The primary public health reference was the New York City Department of Health and Mental Hygiene’s (DOHMH) Air Pollution and the Health of New Yorkers report.  The PEAK Coalition quotes the conclusion from that report: “each year, PM2.5 pollution in [New York City] causes more than 3,000 deaths, 2,000 hospital admissions for lung and heart conditions, and approximately 6,000 emergency department visits for asthma in children and adults.”  Each year they claim exposures to ozone concentrations above background levels cause an estimated “400 premature deaths, 850 hospitalizations for asthma and 4,500 emergency department visits for asthma.”  What is not made clear is that these conclusions are for total air pollution in NYC and are based on air quality conditions from 2005-2007.

The DOHMOH report describes PM2.5 and its sources:

Fine Particles (PM2.5) are small, airborne particles with a diameter of 2.5 micrometers or less. Major sources of PM2.5 include on-road vehicles (trucks, buses and cars); fossil fuel combustion for generating electric power and heating residential and commercial buildings; off-road vehicles (such as construction equipment); and commercial cooking (U.S. Environmental Protection Agency, National Emissions Inventory). Fine particles can also become airborne from mechanical processes such as construction or demolition, industrial metal fabrication, or when traffic or wind stirs up road dust.
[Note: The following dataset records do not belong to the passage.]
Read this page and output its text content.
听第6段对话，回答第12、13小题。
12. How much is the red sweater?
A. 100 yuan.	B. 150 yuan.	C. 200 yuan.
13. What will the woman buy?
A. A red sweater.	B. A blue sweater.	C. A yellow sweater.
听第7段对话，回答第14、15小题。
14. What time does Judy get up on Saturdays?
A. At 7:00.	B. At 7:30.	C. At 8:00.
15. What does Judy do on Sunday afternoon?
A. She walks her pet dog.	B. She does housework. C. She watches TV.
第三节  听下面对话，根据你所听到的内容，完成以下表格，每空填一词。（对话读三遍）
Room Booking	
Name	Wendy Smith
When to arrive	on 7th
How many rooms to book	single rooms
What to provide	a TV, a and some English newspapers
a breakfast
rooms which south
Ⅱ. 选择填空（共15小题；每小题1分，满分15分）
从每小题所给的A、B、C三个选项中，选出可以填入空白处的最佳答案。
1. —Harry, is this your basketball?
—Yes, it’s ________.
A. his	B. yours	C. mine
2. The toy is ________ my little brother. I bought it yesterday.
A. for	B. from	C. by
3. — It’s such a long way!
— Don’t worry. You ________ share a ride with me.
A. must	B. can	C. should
An article entitled Fine Particulate Matter Constituents Associated with Cardiovascular Hospitalizations and Mortality in New York City by Ito et al., 2011 concludes that “Local combustion sources, including traffic and residual oil burning, may play a year round role in the associations between air pollution and cardiovascular disease outcomes, but transported aerosols may explain the seasonal variation in associations shown by PM2.5 mass”.  Residual oil burning at the PEAK coalition peaker power plants is a backup fuel source used when there is a scarcity of natural gas or there are transmission constraint requirements that require a minimum oil burn.  Because of the fuel use characteristics, the tall stacks, and the conversion time between SO2 emissions and sulfate aerosols it is unlikely that these power plants have neighborhood impacts.  It is more likely that traffic sources are a larger contributor to EJ communities near the power plants.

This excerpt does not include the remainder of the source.